Dr. Osler arrived in Baltimore in 1889, and stayed for 16 years. During that time, he was responsible for establishing the medical program at the newly formed Johns Hopkins Hospital. But it is what he accomplished at MedChi that we are ever thankful for.
When Osler arrived in Baltimore, MedChi was located at offices on Eutaw Street, which housed a small library of fewer than 5,000 mostly outdated volumes, and the librarian who lived on site. In short order, he joined MedChi, got involved in the Library and Journal Committees, helped hire a new professional librarian, Marcia Noyes, and began donating both books and funds to MedChi. He continued this tradition long after he left Hopkins and Baltimore. He was also responsible for getting MedChi to investigate and then build a purpose-build headquarters building, which we still occupy today. Our Osler Hall and Osler Hallway are named in his honor.

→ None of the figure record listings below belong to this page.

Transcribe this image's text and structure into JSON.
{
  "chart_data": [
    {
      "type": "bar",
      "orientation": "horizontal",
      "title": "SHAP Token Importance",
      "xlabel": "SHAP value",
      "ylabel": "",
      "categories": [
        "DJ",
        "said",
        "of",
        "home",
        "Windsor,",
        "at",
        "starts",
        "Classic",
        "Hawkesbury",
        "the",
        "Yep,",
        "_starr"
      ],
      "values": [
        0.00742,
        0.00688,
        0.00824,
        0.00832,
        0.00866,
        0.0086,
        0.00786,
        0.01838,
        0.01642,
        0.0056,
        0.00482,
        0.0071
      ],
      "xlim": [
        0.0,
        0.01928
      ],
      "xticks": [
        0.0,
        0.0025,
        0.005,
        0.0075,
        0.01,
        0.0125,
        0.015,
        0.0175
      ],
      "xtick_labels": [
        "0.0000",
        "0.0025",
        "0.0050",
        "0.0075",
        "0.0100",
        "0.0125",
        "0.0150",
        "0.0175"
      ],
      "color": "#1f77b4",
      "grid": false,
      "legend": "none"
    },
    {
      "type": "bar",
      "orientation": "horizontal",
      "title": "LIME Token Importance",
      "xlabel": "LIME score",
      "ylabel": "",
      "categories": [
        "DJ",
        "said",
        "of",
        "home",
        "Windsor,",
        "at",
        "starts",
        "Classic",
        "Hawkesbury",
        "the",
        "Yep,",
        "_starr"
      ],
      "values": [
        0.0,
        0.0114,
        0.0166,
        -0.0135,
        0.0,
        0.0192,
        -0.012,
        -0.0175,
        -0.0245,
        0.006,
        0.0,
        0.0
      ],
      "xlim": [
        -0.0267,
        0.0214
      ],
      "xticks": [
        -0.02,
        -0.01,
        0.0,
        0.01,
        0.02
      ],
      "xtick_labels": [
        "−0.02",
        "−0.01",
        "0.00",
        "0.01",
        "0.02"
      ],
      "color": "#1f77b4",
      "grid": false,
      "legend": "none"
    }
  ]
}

Osler’s most famous work, The Principles and Practice of Medicine, was published up until 2001 and in many languages. It made him very famous and very wealthy. In fact, he pledged his full salary to Hopkins during his tenure there.
Osler’s real claim to fame was the way medical education was conducted. He moved it from the academic to the practical. He established the interns/residents system of teaching medicine – a clinical clerkship – where the medical students would learn by doing. He advocated making rounds of the wards and bedside teaching, involving the patient.
At age 40, Osler was married to Grace Revere Gross, a widow whom he’d met in Philadelphia, and who was a descendant of Paul Revere. They had two children, one of whom died in infancy, and the other Revere, who was killed during World War One. He died in Oxford, England where he was Regius Professor of Medicine at Oxford University.
After his death, a book fund was established at MedChi in his name, and hundreds of books were purchased with the funds raised. A special bookplate was created by the medical illustrator and engraver, Max Brödel who was a friend of Osler’s. Going through the books in our stacks library, we still find numerous volumes with this bookplate as the front-piece.
MedChi is honored to have been associated with Sir William Osler, M.D. and his influence still echoes through our halls.